Tuesday, March 01, 2005

Oscar Reactions

It was interesting reading the various accounts of the Academy Awards. You'd think people saw different shows.

The "Oscarcast Review" by Frazier Moore thought Chris Rock was charming and full of finesse. He liked the anti-Bush material and loved the remote from the Magic Johnson Theatre, where Rock interviewed "ordinary" Americans (who didn't know about Finding Neverland or Sideways but all saw White Chicks).

Tom Shales at the Washington Post though Rock was a disaster.

The New York Times approved of how Rock "shocked" the audience. They recounted, in the NYT overexplanatory style, his remote bit and his cuts at Bush.

Brian Lowry at Variety thought the show classy, with Rock funny and essentially inoffensive. He thought his Bush barbs "clever" even though they didn't "draw blood." He also liked the Magic Johnson remote.

The Hollywood Reporter felt Rock was offensive (though clean) and not that funny. They didn't like how he belittled Jude Law and Tobey Maquire, though they felt his stuff on Bush was "well-aimed." They thought the Magic Johnson remote was a waste of time.

Paul Brownfield at the Los Angeles Times was disappointed at how safe the show was. He felt Rock's monologue was innocuous. However, he loved the remote, which he felt, for a moment, "bl[ew] the show open."

David Edelstein at Slate thought Rock was "screamingly funny." (Lynda Obst, replying to Edelstein, agreed.) He particularly loved Rock's slam at Bush, predicting it was so powerful that right-wing talk radio wouldn't be playing it much. (To check this out, I listened in to four separate right-wing shows--apparently they weren't as frightened as Edelstein thought they'd be as ALL opened their shows with Rock's jokes about Bush.) He also thought the Magic Johnson remote was "spectacularly funny and brilliantly edited."

Personally, I felt Rock did a decent job, though he's obviously been funnier. He wasn't straitjacketed by the event, but did ease up a bit (which was probably good--this is the Oscars, not Bring The Pain II). His Bush jokes weren't his best stuff, and were a little off-topic, but he probably felt he had to say something or he'd look like a eunuch. The remote at the Magic Johnson Theatre not only dealt with the People v. Hollywood (pseudo-)controversy, but was also a very funny bit. (The surprise appearance of Albert Brooks made a good bit great.)

Overall, the show moved swiftly (mostly due to changes wrought by producer Gil Cates) and had surprisingly few dull spots. I'd give Rock a thumbs up, but Billy Crystal can still sleep at night.

Pajama Guy responds: I tuned in at 9:30 p.m. and stayed for a half-hour. I found it dull to stupid (e.g. the Rock/Sandler/Zeta-Jones bit). The sense that I was watching a dud was visually reinforced by all those empty seats in the audience. I assume they probably belonged to stars waiting backstage to present or perform, but it still was like watching a telecast of an old World Football League game. The show was a bigger hit in the cities than in rural areas. Is this a Red State/Blue State political phenomenon, or were folks in the heartland just more likely (like me) to decide the show was not worth staying up late for on a school night?

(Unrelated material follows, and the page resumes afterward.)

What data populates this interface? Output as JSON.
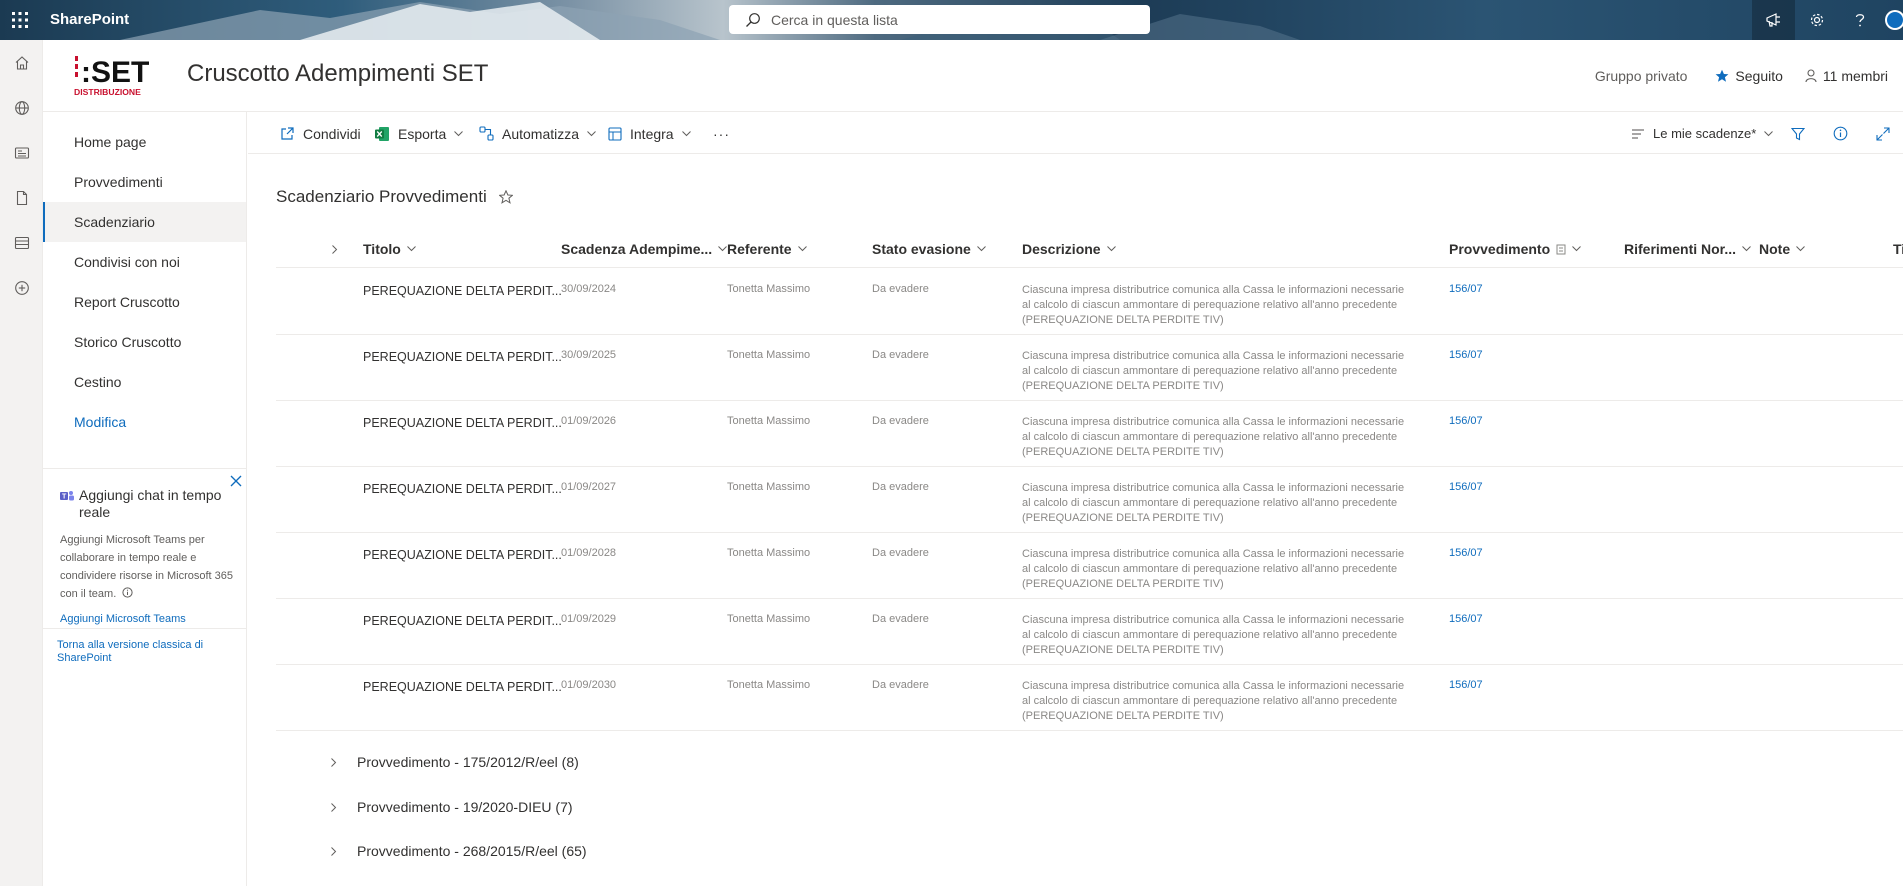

LAGuy explains: City folks tend to be more up on the latest cinema than country folks, so better ratings in those areas was expected. (Compare this to, say, a NASCAR event.) This trend was only intensified by the choice of Rock as host, who appeals to a younger, more urban crowd. It's too bad you didn't tune in an hour earlier when Rock performed his monologue, which is what everyone's talking about. The rest of the show was mostly interesting to those who cared about who won. My educated guess is Pajama Guy hadn't seen hardly any of the nominated films, which can make for a boring night indeed.

Pajama Guy responds: As a father of three kids 5 and under, I'm pretty sure I saw all the animated nominees. But that would be it.